Ohio, United States newspaper

The Journal-News is a daily newspaper published by Cox Enterprises in Liberty Township, Butler County, Ohio, United States. It formed in 2013 from the merger of the Hamilton JournalNews in Hamilton and The Middletown Journal in Middletown. Journal-News is a full-size daily newspaper with minimal coverage of Cincinnati and Dayton. It shares staff and resources with its sister publication, the Dayton Daily News and competes with The Cincinnati Enquirer.
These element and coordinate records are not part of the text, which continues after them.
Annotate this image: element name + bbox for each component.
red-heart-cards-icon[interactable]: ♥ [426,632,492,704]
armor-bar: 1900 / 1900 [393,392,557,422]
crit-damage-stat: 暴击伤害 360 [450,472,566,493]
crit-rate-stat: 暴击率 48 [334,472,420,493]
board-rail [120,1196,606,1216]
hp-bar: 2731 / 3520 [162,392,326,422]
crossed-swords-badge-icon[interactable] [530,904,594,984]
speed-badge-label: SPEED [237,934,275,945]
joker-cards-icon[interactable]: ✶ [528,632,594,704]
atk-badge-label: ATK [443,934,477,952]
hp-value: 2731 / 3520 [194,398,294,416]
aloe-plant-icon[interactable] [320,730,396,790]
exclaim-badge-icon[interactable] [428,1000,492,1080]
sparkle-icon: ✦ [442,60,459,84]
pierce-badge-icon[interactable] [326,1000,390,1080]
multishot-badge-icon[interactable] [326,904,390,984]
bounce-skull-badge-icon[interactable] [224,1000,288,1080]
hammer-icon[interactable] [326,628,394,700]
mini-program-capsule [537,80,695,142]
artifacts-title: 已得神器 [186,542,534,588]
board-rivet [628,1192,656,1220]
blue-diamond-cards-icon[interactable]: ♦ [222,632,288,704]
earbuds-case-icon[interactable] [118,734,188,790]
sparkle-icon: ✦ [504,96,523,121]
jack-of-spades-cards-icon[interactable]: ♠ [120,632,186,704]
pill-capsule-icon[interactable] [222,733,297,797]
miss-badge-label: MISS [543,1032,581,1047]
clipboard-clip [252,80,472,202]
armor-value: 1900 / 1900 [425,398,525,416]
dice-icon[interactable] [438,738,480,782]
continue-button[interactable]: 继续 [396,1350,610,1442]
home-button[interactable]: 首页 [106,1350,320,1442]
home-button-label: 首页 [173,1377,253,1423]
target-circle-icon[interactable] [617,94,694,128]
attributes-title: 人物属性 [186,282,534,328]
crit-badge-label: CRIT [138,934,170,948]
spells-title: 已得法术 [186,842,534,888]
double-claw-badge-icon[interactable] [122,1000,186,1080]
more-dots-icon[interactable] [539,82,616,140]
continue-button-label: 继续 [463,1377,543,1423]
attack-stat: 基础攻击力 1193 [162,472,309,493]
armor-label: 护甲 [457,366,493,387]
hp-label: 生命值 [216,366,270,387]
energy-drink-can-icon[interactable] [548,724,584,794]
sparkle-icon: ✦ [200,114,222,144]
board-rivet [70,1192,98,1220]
From 2013 to 2016, the Journal-News was combined with Journal-News Pulse (formerly Today's Pulse, which itself was the result of merged editions of weekly newspapers from neighboring Warren County.) The Pulse was then folded into the Journal-News.

On March 5, 2023, the newspaper announced that, due to cost issues, starting on May 6, it would no longer produce printed newspapers on Saturdays. Digital products, including its online newspaper (branded as ePaper which is available online or in the newspaper's app), would continue to be published on Saturdays.